AUGUST 21, 1995

What you may not know about Spa-Francorchamps

SPA is one of the great road courses of the world and has been since it was first dreamed up by Belgian Jules de Thier in 1924.

SPA is one of the great road courses of the world and has been since it was first dreamed up by Belgian Jules de Thier in 1924.

Prior to the first event at Spa there had been racing in the Ardennes Forests as early as 1902, on public roads at Bastogne and at Arlon. These continued until 1907. De Thier's circuit at Spa also used public roads, his route laid out in a rough triangle between the villages of Francorchamps, Malmedy and Stavelot.

Until the circuit was born, the reputation of the town of Spa had been based entirely on its natural springs. It was a resort town with a casino and the race was seen as a way to promote Spa's glamorous image internationally.

The original track layout was brilliant. Starting on a downhill section of road outside Francorchamps village in the valley of a small river called the Eau Rouge. The track crossed the river and then rose uphill through a daunting section of road which is known as Eau Rouge before the road flattened out, although it continued to climb all the way up the hill to a small gathering of houses called Les Combes. The road then swung to the left and ran downhill in a long curling arc through the village of Burninville to a turning off to Malmedy. The road continued down the valley of the River Stave, a straight dash apart from a kink where the road dived between the houses of the little village of Masta before it arrived at a purpose-built, slightly banked right hander outside Stavelot, which fed the cars back towards Francorchamps up the Eau Rouge Valley. It was remarkably fast and challenging and quickly acquired legendary status. Grand Prix racing arrived in 1925, with Antonio Ascari winning the first event in an Alfa Romeo. The race continued to be a major international event until June, 1939, a few months before war broke out. That was a sad event because of the death British rising star Dick Seaman.

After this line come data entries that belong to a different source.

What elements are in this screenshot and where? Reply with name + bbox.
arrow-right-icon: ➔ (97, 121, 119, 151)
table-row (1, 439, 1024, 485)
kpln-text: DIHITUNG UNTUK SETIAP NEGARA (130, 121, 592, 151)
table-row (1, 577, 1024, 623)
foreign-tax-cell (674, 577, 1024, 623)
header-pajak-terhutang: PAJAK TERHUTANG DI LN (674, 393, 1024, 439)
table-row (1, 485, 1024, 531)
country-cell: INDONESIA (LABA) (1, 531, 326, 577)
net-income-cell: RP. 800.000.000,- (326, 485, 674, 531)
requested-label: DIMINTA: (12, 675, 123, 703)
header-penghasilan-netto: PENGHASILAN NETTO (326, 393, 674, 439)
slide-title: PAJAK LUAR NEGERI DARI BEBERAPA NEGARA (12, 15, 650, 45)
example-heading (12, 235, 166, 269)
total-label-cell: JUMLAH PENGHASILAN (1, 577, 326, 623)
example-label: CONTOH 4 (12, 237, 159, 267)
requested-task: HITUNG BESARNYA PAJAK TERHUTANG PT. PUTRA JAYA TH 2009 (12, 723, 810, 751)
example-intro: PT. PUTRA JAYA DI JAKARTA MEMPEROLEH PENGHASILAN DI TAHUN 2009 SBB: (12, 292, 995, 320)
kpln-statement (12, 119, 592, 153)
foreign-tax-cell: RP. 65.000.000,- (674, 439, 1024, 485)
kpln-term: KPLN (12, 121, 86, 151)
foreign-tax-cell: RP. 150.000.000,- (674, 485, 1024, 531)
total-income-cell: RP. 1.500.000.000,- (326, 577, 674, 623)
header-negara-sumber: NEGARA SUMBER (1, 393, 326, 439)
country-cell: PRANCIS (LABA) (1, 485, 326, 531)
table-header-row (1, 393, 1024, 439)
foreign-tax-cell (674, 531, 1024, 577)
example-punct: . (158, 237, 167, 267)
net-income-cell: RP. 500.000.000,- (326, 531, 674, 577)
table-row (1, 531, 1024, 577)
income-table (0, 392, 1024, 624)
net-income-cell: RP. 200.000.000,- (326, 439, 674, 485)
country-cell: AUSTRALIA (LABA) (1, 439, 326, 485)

In the war years Spa hit the headlines in December, 1944, when Adolf Hitler sent his armies into the Ardennes in an effort to turn back the invading Allied Forces. The offensive - which became known as the Battle of the Bulge - failed, the Germans being stopped by American forces on the old racing circuit. A few miles from the track is a chilling memorial to the victims of a German massacre of American prisoners of war at Malmedy.

After the war the Belgian GP was re-established in 1947, and remained part of the World Championship until 1970, despite its fearsome reputation. The low point was probably 1960, when Stirling Moss was badly injured in practice and in the race Chris Bristow and Alan Stacey died in separate crashes. In 1966, Spa sent Jackie Stewart home with a broken shoulder and damaged ribs. It was this accident which convinced Stewart to begin his F1 safety campaign, which four years later resulted in Spa's disappearance from the World Championship. There followed a period of uncertainty during which the Belgian GP visited Zolder and Nivelles.

Other racing continued at Spa but so too did the crashes. In the 1973 24 Hour race three drivers died. In the late 1970s work began to build a shortened version of the famous track and this was first used in 1979 with great success, but the Grand Prix did not return until after Gilles Villeneuve's death at Zolder in 1982.

The return of F1 was set for 1985, and the Spa track had to be overhauled before the race. Unfortunately newly-paid tarmac was torn up in qualifying by the cars, forcing the Grand Prix to be postponed until later in the year - a unique happening in the modern F1 era. That same year, a couple of weeks before the rerunning of the Grand Prix, rising star Stefan Bellof died at Eau Rouge in a Porsche sportscar.

In recent years Spa has been trying to become a permanent racing circuit. The construction of a motorway bypassing the track has been held up because of problems with a vast bridge over the Eau Rouge valley. Eventually it will all be finished and Spa will pass into private hands.